I further attest that all research personnel are familiar with and understand the potential biohazards, proposed precautions, and appropriate emergency procedures, and that the practices and techniques required to ensure safety will be followed. I agree to accept responsibility for training of all laboratory workers involved in the project. I will ensure that
all listed personnel have received or will receive the required appropriate training in safe laboratory practices and the procedures for this protocol prior to any work beginning on this project.
I will submit a request to the Biosafety office for approval of any significant modifications to this study, facilities or procedures. I will also submit Annual Updates for this study.
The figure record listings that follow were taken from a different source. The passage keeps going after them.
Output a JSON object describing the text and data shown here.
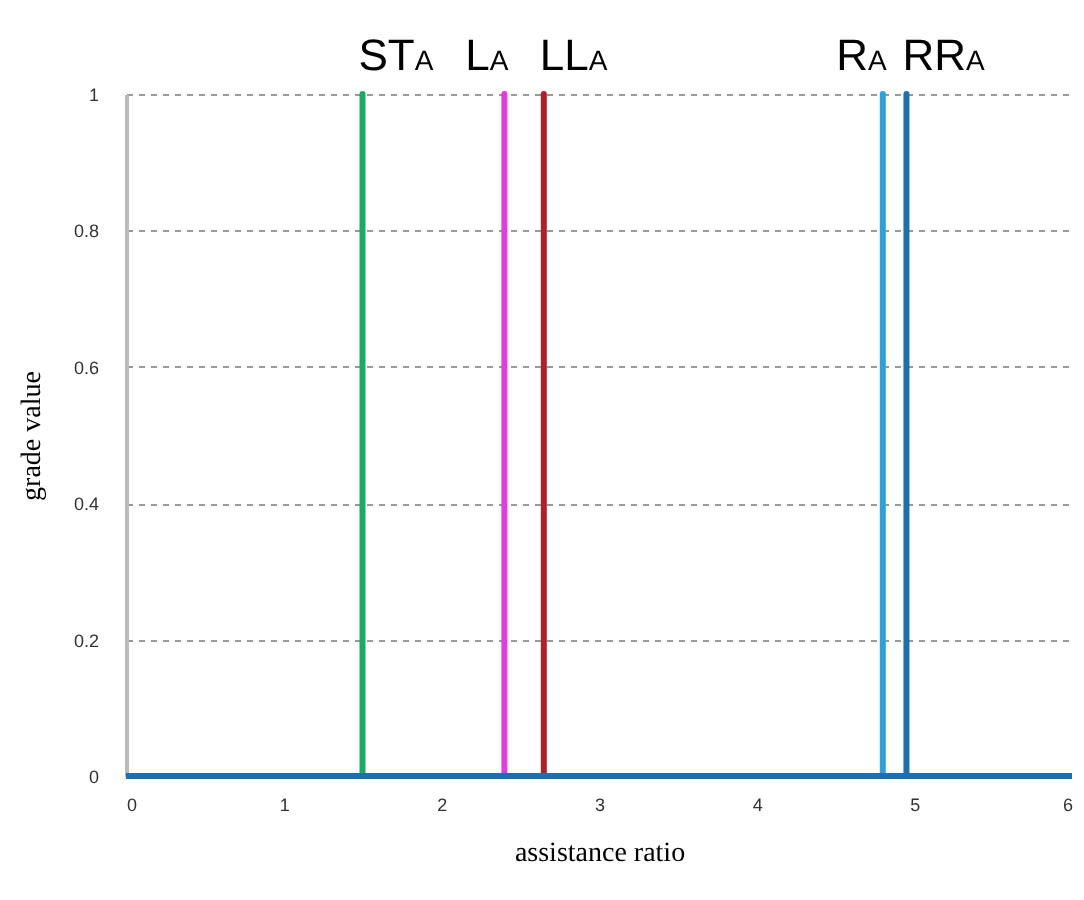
{
  "chart_data": {
    "type": "line",
    "xlabel": "assistance ratio",
    "ylabel": "grade value",
    "xlim": [
      0,
      6
    ],
    "xticks": [
      0,
      1,
      2,
      3,
      4,
      5,
      6
    ],
    "ylim": [
      0,
      1
    ],
    "yticks": [
      0,
      0.2,
      0.4,
      0.6,
      0.8,
      1
    ],
    "grid": "y",
    "marker": "none",
    "series": [
      {
        "name": "ST$_{A}$",
        "color": "#1fa860",
        "x": [
          0,
          1.5,
          1.5,
          1.5,
          6
        ],
        "values": [
          0,
          0,
          1,
          0,
          0
        ]
      },
      {
        "name": "L$_{A}$",
        "color": "#e03ce0",
        "x": [
          0,
          2.4,
          2.4,
          2.4,
          6
        ],
        "values": [
          0,
          0,
          1,
          0,
          0
        ]
      },
      {
        "name": "LL$_{A}$",
        "color": "#b0202a",
        "x": [
          0,
          2.65,
          2.65,
          2.65,
          6
        ],
        "values": [
          0,
          0,
          1,
          0,
          0
        ]
      },
      {
        "name": "R$_{A}$",
        "color": "#2fa0d8",
        "x": [
          0,
          4.8,
          4.8,
          4.8,
          6
        ],
        "values": [
          0,
          0,
          1,
          0,
          0
        ]
      },
      {
        "name": "RR$_{A}$",
        "color": "#1f6fb0",
        "x": [
          0,
          4.95,
          4.95,
          4.95,
          6
        ],
        "values": [
          0,
          0,
          1,
          0,
          0
        ]
      }
    ]
  }
}
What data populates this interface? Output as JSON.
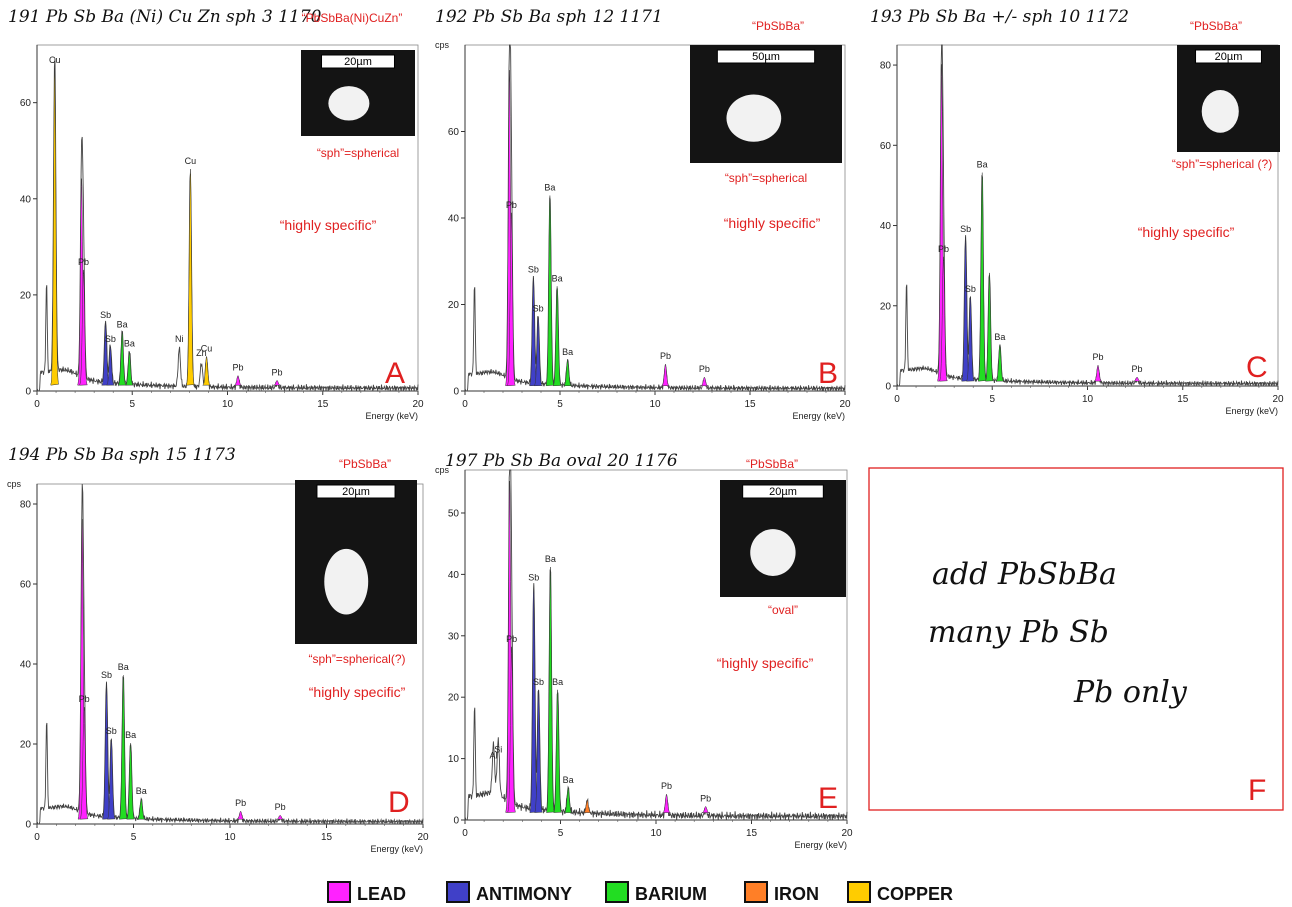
{
  "legend": {
    "items": [
      {
        "label": "LEAD",
        "color": "#ff22ff"
      },
      {
        "label": "ANTIMONY",
        "color": "#4040c8"
      },
      {
        "label": "BARIUM",
        "color": "#22dd22"
      },
      {
        "label": "IRON",
        "color": "#ff7f27"
      },
      {
        "label": "COPPER",
        "color": "#ffcc00"
      }
    ]
  },
  "panel_f": {
    "letter": "F",
    "lines": [
      "add PbSbBa",
      "many Pb Sb",
      "Pb only"
    ]
  },
  "chart_data": [
    {
      "type": "area",
      "letter": "A",
      "handwritten_note": "191 Pb Sb Ba (Ni) Cu Zn sph 3  1170",
      "composition": "“PbSbBa(Ni)CuZn”",
      "scalebar": "20µm",
      "shape_note": "“sph”=spherical",
      "specificity": "“highly specific”",
      "xlabel": "Energy (keV)",
      "ylabel": "",
      "xlim": [
        0,
        20
      ],
      "ylim": [
        0,
        72
      ],
      "xticks": [
        0,
        5,
        10,
        15,
        20
      ],
      "yticks": [
        0,
        20,
        40,
        60
      ],
      "peaks": [
        {
          "x": 0.93,
          "y": 66,
          "label": "Cu",
          "element": "copper"
        },
        {
          "x": 2.34,
          "y": 43,
          "label": "",
          "element": "lead"
        },
        {
          "x": 2.44,
          "y": 24,
          "label": "Pb",
          "element": "lead"
        },
        {
          "x": 3.6,
          "y": 13,
          "label": "Sb",
          "element": "antimony"
        },
        {
          "x": 3.85,
          "y": 8,
          "label": "Sb",
          "element": "antimony"
        },
        {
          "x": 4.47,
          "y": 11,
          "label": "Ba",
          "element": "barium"
        },
        {
          "x": 4.85,
          "y": 7,
          "label": "Ba",
          "element": "barium"
        },
        {
          "x": 7.47,
          "y": 8,
          "label": "Ni",
          "element": "none"
        },
        {
          "x": 8.05,
          "y": 45,
          "label": "Cu",
          "element": "copper"
        },
        {
          "x": 8.63,
          "y": 5,
          "label": "Zn",
          "element": "none"
        },
        {
          "x": 8.9,
          "y": 6,
          "label": "Cu",
          "element": "copper"
        },
        {
          "x": 10.55,
          "y": 2,
          "label": "Pb",
          "element": "lead"
        },
        {
          "x": 12.6,
          "y": 1,
          "label": "Pb",
          "element": "lead"
        }
      ]
    },
    {
      "type": "area",
      "letter": "B",
      "handwritten_note": "192 Pb Sb Ba sph 12  1171",
      "composition": "“PbSbBa”",
      "scalebar": "50µm",
      "shape_note": "“sph”=spherical",
      "specificity": "“highly specific”",
      "xlabel": "Energy (keV)",
      "ylabel": "cps",
      "xlim": [
        0,
        20
      ],
      "ylim": [
        0,
        80
      ],
      "xticks": [
        0,
        5,
        10,
        15,
        20
      ],
      "yticks": [
        0,
        20,
        40,
        60
      ],
      "peaks": [
        {
          "x": 2.34,
          "y": 73,
          "label": "",
          "element": "lead"
        },
        {
          "x": 2.44,
          "y": 40,
          "label": "Pb",
          "element": "lead"
        },
        {
          "x": 3.6,
          "y": 25,
          "label": "Sb",
          "element": "antimony"
        },
        {
          "x": 3.85,
          "y": 16,
          "label": "Sb",
          "element": "antimony"
        },
        {
          "x": 4.47,
          "y": 44,
          "label": "Ba",
          "element": "barium"
        },
        {
          "x": 4.85,
          "y": 23,
          "label": "Ba",
          "element": "barium"
        },
        {
          "x": 5.4,
          "y": 6,
          "label": "Ba",
          "element": "barium"
        },
        {
          "x": 10.55,
          "y": 5,
          "label": "Pb",
          "element": "lead"
        },
        {
          "x": 12.6,
          "y": 2,
          "label": "Pb",
          "element": "lead"
        }
      ]
    },
    {
      "type": "area",
      "letter": "C",
      "handwritten_note": "193 Pb Sb Ba +/- sph 10  1172",
      "composition": "“PbSbBa”",
      "scalebar": "20µm",
      "shape_note": "“sph”=spherical (?)",
      "specificity": "“highly specific”",
      "xlabel": "Energy (keV)",
      "ylabel": "",
      "xlim": [
        0,
        20
      ],
      "ylim": [
        0,
        85
      ],
      "xticks": [
        0,
        5,
        10,
        15,
        20
      ],
      "yticks": [
        0,
        20,
        40,
        60,
        80
      ],
      "peaks": [
        {
          "x": 2.34,
          "y": 79,
          "label": "",
          "element": "lead"
        },
        {
          "x": 2.44,
          "y": 31,
          "label": "Pb",
          "element": "lead"
        },
        {
          "x": 3.6,
          "y": 36,
          "label": "Sb",
          "element": "antimony"
        },
        {
          "x": 3.85,
          "y": 21,
          "label": "Sb",
          "element": "antimony"
        },
        {
          "x": 4.47,
          "y": 52,
          "label": "Ba",
          "element": "barium"
        },
        {
          "x": 4.85,
          "y": 27,
          "label": "",
          "element": "barium"
        },
        {
          "x": 5.4,
          "y": 9,
          "label": "Ba",
          "element": "barium"
        },
        {
          "x": 10.55,
          "y": 4,
          "label": "Pb",
          "element": "lead"
        },
        {
          "x": 12.6,
          "y": 1,
          "label": "Pb",
          "element": "lead"
        }
      ]
    },
    {
      "type": "area",
      "letter": "D",
      "handwritten_note": "194 Pb Sb Ba sph 15  1173",
      "composition": "“PbSbBa”",
      "scalebar": "20µm",
      "shape_note": "“sph”=spherical(?)",
      "specificity": "“highly specific”",
      "xlabel": "Energy (keV)",
      "ylabel": "cps",
      "xlim": [
        0,
        20
      ],
      "ylim": [
        0,
        85
      ],
      "xticks": [
        0,
        5,
        10,
        15,
        20
      ],
      "yticks": [
        0,
        20,
        40,
        60,
        80
      ],
      "peaks": [
        {
          "x": 2.34,
          "y": 75,
          "label": "",
          "element": "lead"
        },
        {
          "x": 2.44,
          "y": 28,
          "label": "Pb",
          "element": "lead"
        },
        {
          "x": 3.6,
          "y": 34,
          "label": "Sb",
          "element": "antimony"
        },
        {
          "x": 3.85,
          "y": 20,
          "label": "Sb",
          "element": "antimony"
        },
        {
          "x": 4.47,
          "y": 36,
          "label": "Ba",
          "element": "barium"
        },
        {
          "x": 4.85,
          "y": 19,
          "label": "Ba",
          "element": "barium"
        },
        {
          "x": 5.4,
          "y": 5,
          "label": "Ba",
          "element": "barium"
        },
        {
          "x": 10.55,
          "y": 2,
          "label": "Pb",
          "element": "lead"
        },
        {
          "x": 12.6,
          "y": 1,
          "label": "Pb",
          "element": "lead"
        }
      ]
    },
    {
      "type": "area",
      "letter": "E",
      "handwritten_note": "197 Pb Sb Ba oval 20  1176",
      "composition": "“PbSbBa”",
      "scalebar": "20µm",
      "shape_note": "“oval”",
      "specificity": "“highly specific”",
      "xlabel": "Energy (keV)",
      "ylabel": "cps",
      "xlim": [
        0,
        20
      ],
      "ylim": [
        0,
        57
      ],
      "xticks": [
        0,
        5,
        10,
        15,
        20
      ],
      "yticks": [
        0,
        10,
        20,
        30,
        40,
        50
      ],
      "peaks": [
        {
          "x": 1.49,
          "y": 8,
          "label": "Al",
          "element": "none"
        },
        {
          "x": 1.74,
          "y": 9,
          "label": "Si",
          "element": "none"
        },
        {
          "x": 2.34,
          "y": 54,
          "label": "",
          "element": "lead"
        },
        {
          "x": 2.44,
          "y": 27,
          "label": "Pb",
          "element": "lead"
        },
        {
          "x": 3.6,
          "y": 37,
          "label": "Sb",
          "element": "antimony"
        },
        {
          "x": 3.85,
          "y": 20,
          "label": "Sb",
          "element": "antimony"
        },
        {
          "x": 4.47,
          "y": 40,
          "label": "Ba",
          "element": "barium"
        },
        {
          "x": 4.85,
          "y": 20,
          "label": "Ba",
          "element": "barium"
        },
        {
          "x": 5.4,
          "y": 4,
          "label": "Ba",
          "element": "barium"
        },
        {
          "x": 6.4,
          "y": 2,
          "label": "",
          "element": "iron"
        },
        {
          "x": 10.55,
          "y": 3,
          "label": "Pb",
          "element": "lead"
        },
        {
          "x": 12.6,
          "y": 1,
          "label": "Pb",
          "element": "lead"
        }
      ]
    }
  ]
}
Written reports will be submitted to the Panel on Biosafety through the Department of Environmental Health and Safety concerning:
- Any accident that results in inoculation, ingestion, and inhalation of biohazardous agents or recombinant DNA or any incident causing serious exposure of personnel or danger of environmental contamination:
- Any problems pertaining to operation and implementation of biological and physical containment safety procedures or equipment or facility failure: and,
- Any new information bearing on the Guidelines such as technical information relating to hazards and safety procedures or innovations.
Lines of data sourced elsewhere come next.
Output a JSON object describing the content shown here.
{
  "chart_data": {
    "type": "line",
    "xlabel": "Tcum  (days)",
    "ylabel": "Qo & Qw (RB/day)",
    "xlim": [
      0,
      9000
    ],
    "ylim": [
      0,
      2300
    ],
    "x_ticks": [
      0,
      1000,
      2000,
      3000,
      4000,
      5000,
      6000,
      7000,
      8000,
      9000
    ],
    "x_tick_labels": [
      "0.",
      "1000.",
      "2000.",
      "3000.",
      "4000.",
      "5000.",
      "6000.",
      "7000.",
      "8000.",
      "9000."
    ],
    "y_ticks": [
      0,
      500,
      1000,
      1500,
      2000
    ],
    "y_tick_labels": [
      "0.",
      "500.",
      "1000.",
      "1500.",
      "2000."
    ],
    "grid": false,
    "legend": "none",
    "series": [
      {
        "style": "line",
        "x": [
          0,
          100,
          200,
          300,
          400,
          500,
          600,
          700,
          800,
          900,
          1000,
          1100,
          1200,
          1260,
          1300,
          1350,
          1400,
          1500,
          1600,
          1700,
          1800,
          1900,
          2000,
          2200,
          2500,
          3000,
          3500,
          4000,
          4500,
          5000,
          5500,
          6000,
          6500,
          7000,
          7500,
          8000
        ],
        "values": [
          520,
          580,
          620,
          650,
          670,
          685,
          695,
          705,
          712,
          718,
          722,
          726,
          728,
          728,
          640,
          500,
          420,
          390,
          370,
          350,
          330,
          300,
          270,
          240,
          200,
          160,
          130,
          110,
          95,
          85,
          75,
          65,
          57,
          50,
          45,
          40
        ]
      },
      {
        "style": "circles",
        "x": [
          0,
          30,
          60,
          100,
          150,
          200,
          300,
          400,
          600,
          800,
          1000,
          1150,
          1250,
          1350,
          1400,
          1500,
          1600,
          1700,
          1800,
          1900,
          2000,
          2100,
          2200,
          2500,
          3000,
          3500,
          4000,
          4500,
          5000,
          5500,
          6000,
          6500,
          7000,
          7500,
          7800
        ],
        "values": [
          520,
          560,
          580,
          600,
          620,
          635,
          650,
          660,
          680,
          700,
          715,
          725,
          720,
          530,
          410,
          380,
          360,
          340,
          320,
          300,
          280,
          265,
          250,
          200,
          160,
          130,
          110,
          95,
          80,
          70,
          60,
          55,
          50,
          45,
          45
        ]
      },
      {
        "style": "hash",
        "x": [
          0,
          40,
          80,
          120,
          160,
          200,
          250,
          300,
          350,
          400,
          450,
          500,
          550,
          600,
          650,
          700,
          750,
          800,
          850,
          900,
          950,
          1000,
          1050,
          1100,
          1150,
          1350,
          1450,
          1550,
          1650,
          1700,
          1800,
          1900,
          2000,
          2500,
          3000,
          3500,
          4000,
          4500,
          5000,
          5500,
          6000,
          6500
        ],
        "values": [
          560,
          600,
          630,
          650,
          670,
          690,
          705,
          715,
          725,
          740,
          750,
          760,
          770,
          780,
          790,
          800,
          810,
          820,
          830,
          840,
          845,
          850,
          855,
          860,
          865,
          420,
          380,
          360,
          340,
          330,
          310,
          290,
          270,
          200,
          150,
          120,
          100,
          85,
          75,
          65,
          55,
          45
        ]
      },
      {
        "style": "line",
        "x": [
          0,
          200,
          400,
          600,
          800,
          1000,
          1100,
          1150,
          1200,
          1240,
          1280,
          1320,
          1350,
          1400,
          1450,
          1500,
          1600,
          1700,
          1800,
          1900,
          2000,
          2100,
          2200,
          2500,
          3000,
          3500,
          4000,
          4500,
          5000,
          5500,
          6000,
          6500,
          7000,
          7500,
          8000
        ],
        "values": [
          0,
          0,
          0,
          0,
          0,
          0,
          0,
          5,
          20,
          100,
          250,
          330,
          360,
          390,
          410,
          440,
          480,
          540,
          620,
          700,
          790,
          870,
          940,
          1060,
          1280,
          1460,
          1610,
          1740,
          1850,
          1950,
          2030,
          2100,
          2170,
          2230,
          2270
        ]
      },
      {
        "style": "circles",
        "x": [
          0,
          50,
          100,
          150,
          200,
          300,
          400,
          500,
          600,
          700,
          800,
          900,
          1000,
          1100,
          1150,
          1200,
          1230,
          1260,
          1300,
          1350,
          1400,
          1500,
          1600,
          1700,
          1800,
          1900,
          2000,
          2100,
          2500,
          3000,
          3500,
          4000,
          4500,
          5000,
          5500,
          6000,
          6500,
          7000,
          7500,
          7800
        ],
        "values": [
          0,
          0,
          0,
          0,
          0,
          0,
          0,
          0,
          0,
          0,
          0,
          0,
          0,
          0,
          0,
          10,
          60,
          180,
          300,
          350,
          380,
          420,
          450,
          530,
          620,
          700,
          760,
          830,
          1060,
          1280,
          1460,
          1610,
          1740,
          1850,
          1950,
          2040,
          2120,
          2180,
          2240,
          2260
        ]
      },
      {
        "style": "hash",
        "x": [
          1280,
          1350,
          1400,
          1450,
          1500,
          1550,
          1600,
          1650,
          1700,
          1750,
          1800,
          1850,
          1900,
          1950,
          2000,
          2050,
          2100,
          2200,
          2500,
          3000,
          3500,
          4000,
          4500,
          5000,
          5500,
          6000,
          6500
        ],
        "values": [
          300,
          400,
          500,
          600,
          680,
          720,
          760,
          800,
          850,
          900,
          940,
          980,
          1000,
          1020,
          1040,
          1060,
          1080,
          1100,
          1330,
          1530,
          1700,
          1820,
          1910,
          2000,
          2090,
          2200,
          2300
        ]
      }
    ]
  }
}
I will not carry out the work described in the attached application until it has been approved by the Administrative Panel on Biosafety or, when necessary, until it has been approved by that Panel and all sponsoring agency requirements have been met.
If submitting electronically, check box and provide date. If submitting hard copy, sign and date where indicated.
☐ By checking this box, I verify that I am the Principal Investigator responsible for the research protocol being submitted to the Administrative Panel on Biosafety for review.